High school is nothing like juniors; Eliza excelled in all areas enjoying the work and the escape from home. She thrived on debating; maintaining friendships when they took opposing views was difficult. Eliza’s determined attitude, inherited from her, cost her friends as she learnt to balance this with respect for their opinions. Lee walked her home; the pair enjoyed each other’s company as they loved debating everything from the best sandwich filling, the perfect grilled cheese to policies like “No Sim left behind” and the upcoming election. They walked slowly, Eliza resisting the plan to go home, Rylan seemed to have a plan for her life, and he expected her to go along without complaint.
Parties, bowling with friends, her volunteer work; squeezed into Rylan’s strict timetable for her. She understood he wanted her to succeed where he failed, but this was her life and future he was trying to control. Charlotte and Patrick were free of this obligation; Eliza suffered as he began to feel regret, refusing her entry to private school when she was younger. The teachers said Eliza needed a challenge, she understood material taught to senior students; they predicted great things were abundant in her future if she put in the extra work. Rylan took this to mean a 9 pm curfew, regulation of activities, and additional responsibility in the form of volunteering.

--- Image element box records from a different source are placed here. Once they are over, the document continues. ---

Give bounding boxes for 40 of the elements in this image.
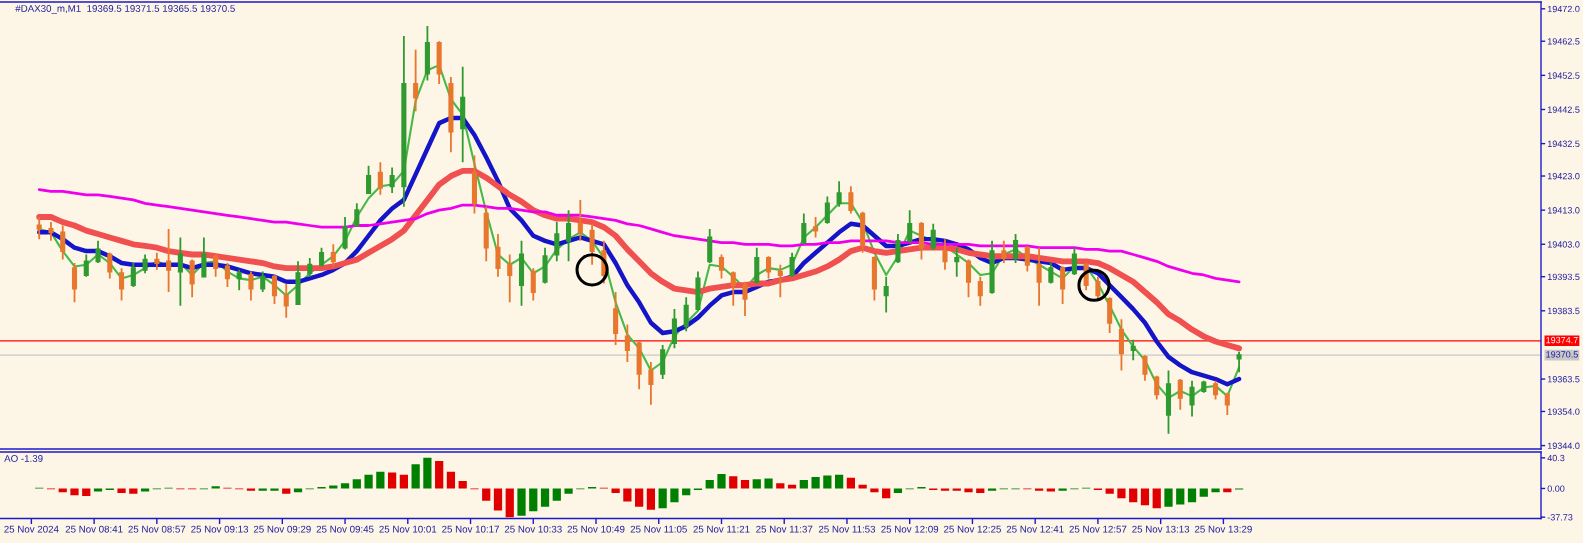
x-tick-label: 25 Nov 12:25 [944, 525, 1001, 533]
x-tick-label: 25 Nov 13:13 [1132, 525, 1190, 533]
x-tick-label: 25 Nov 10:01 [379, 525, 437, 533]
y-tick-label: 40.3 [1547, 454, 1565, 462]
y-tick-label: 19413.0 [1547, 207, 1580, 214]
x-tick-label: 25 Nov 12:41 [1006, 525, 1064, 533]
x-tick-label: 25 Nov 10:17 [442, 525, 499, 533]
y-tick-label: 19452.5 [1547, 72, 1580, 79]
x-tick-label: 25 Nov 11:37 [756, 525, 813, 533]
y-tick-label: 19423.0 [1547, 172, 1580, 180]
y-tick-label: 19403.0 [1547, 241, 1580, 248]
x-tick-label: 25 Nov 11:21 [693, 525, 750, 533]
y-tick-label: 19344.0 [1547, 442, 1580, 449]
chart-title: AO -1.39 [4, 455, 43, 462]
ref-line-label: 19374.7 [1546, 336, 1578, 344]
y-tick-label: 19383.5 [1547, 307, 1580, 315]
x-tick-label: 25 Nov 10:33 [504, 525, 562, 533]
x-tick-label: 25 Nov 11:53 [818, 525, 876, 533]
y-tick-label: 19432.5 [1547, 140, 1580, 147]
y-tick-label: 0.00 [1547, 485, 1565, 492]
y-tick-label: 19354.0 [1547, 408, 1580, 415]
x-tick-label: 25 Nov 10:49 [567, 525, 625, 533]
y-tick-label: -37.73 [1547, 514, 1573, 521]
x-tick-label: 25 Nov 12:57 [1069, 525, 1127, 533]
y-tick-label: 19462.5 [1547, 38, 1580, 45]
x-tick-label: 25 Nov 2024 [4, 525, 59, 533]
x-tick-label: 25 Nov 11:05 [630, 525, 687, 533]
x-tick-label: 25 Nov 08:57 [128, 525, 186, 533]
x-tick-label: 25 Nov 13:29 [1194, 525, 1252, 533]
ref-line-label: 19370.5 [1546, 351, 1578, 358]
y-tick-label: 19363.5 [1547, 376, 1580, 383]
x-tick-label: 25 Nov 09:13 [191, 525, 249, 533]
x-tick-label: 25 Nov 09:45 [316, 525, 374, 533]
y-tick-label: 19442.5 [1547, 106, 1580, 113]
chart-title: #DAX30_m,M1 19369.5 19371.5 19365.5 19370.5 [15, 5, 235, 14]
y-tick-label: 19472.0 [1547, 5, 1580, 13]
x-tick-label: 25 Nov 12:09 [881, 525, 939, 533]
x-tick-label: 25 Nov 09:29 [253, 525, 311, 533]
y-tick-label: 19393.5 [1547, 273, 1580, 281]
x-tick-label: 25 Nov 08:41 [65, 525, 123, 533]
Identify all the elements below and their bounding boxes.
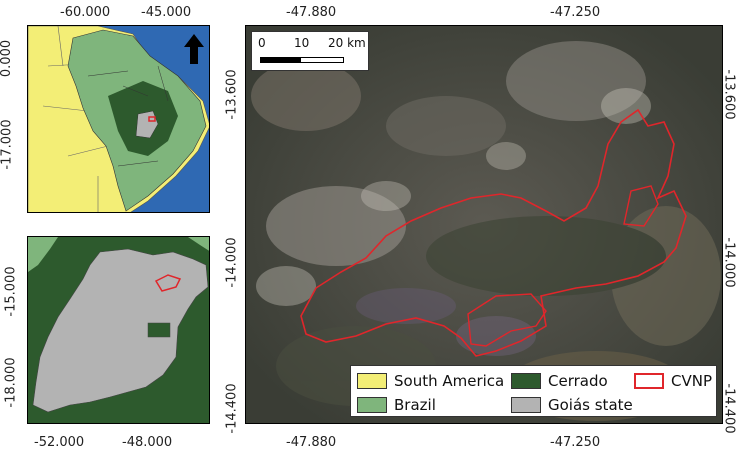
main-x-bottom-2: -47.250: [550, 435, 601, 450]
legend-label-brazil: Brazil: [394, 396, 436, 414]
south-america-svg: [28, 26, 209, 212]
legend-swatch-brazil: [357, 397, 387, 413]
legend-item-goias: Goiás state: [511, 396, 633, 414]
sa-x-tick-2: -45.000: [141, 5, 192, 20]
legend-item-cvnp: CVNP: [634, 372, 712, 390]
main-y-left-3: -14.400: [224, 383, 240, 434]
satellite-map: 0 10 20 km: [245, 25, 723, 424]
north-arrow-icon: [184, 34, 204, 64]
legend-label-south-america: South America: [394, 372, 505, 390]
goias-y-tick-2: -18.000: [3, 357, 19, 408]
legend-item-cerrado: Cerrado: [511, 372, 608, 390]
legend-item-brazil: Brazil: [357, 396, 436, 414]
main-y-left-1: -13.600: [224, 69, 240, 120]
legend-label-cvnp: CVNP: [671, 372, 713, 390]
sa-y-tick-2: -17.000: [0, 119, 15, 170]
legend-item-south-america: South America: [357, 372, 504, 390]
goias-map: [27, 236, 210, 424]
main-x-top-1: -47.880: [286, 5, 337, 20]
scale-label-0: 0: [258, 36, 266, 50]
scale-bar: 0 10 20 km: [251, 31, 369, 71]
legend-swatch-goias: [511, 397, 541, 413]
legend-label-cerrado: Cerrado: [548, 372, 608, 390]
main-y-right-2: -14.000: [721, 237, 737, 288]
main-y-right-1: -13.600: [721, 69, 737, 120]
cvnp-boundary: [300, 108, 687, 357]
south-america-map: [27, 25, 210, 213]
legend-swatch-cerrado: [511, 373, 541, 389]
goias-y-tick-1: -15.000: [3, 266, 19, 317]
main-x-top-2: -47.250: [550, 5, 601, 20]
satellite-svg: [246, 26, 722, 423]
sa-y-tick-1: 0.000: [0, 39, 15, 78]
legend-swatch-cvnp: [634, 373, 664, 389]
sa-x-tick-1: -60.000: [60, 5, 111, 20]
main-y-right-3: -14.400: [721, 383, 737, 434]
legend-label-goias: Goiás state: [548, 396, 633, 414]
map-legend: South America Cerrado CVNP Brazil Goiás …: [350, 365, 717, 417]
main-y-left-2: -14.000: [224, 237, 240, 288]
goias-svg: [28, 237, 209, 423]
goias-x-tick-1: -52.000: [34, 435, 85, 450]
legend-swatch-south-america: [357, 373, 387, 389]
goias-x-tick-2: -48.000: [122, 435, 173, 450]
scale-label-10: 10: [294, 36, 310, 50]
scale-label-20: 20 km: [328, 36, 366, 50]
main-x-bottom-1: -47.880: [286, 435, 337, 450]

Eliza embraced any opportunity to escape her family; she loved volunteering, the conversations with people outside her family and peer group gave way to life lessons. She listened to the older generation; without grandparents, these were the closest she got to hearing what life was like when they were young. Romanticised memories were nothing like her home life, whatever she or her siblings needed shoes, a party dress, or a replacement part for the pirate ship, Rylan had them covered. Money gave her father power; he held her desires hostage; denying her a trip to San Myshuno with friends as she had an uncompleted project, despite having the weekend to work on it.
Sparky was her other joy, Charlotte teased, overusing the phrase “Pets are like their owners”, referring to his stubbornness. Exercise through the day was hard since she had school, and Emilie was no substitute for the long runs; Eliza started taking him on. An unstimulated dog was trouble, scratching the carpet, flowers dug up, and a routine inspection of the bin, Sparky deposited samples of his finds in various areas of the house. Rylan fumed, his shoes host a moulding sandwich, he threatened to send him to the pound, but Sparky was safe, Rylan outvoted four to one.
Rylan sighed; he planned book writing that evening, hoping another murder mystery would bump his flailing book sales. Instead, with the project in hand, at Emilie’s suggestion, engage in a father-daughter bonding activity. Eliza attempts to follow her father to give him space to read instructions and assist in the literal bridge she needed to build. Her patience is short-lived, agitated by his fumbling and presence; Eliza bites her lip, desperate to shout, thankful for the phone call.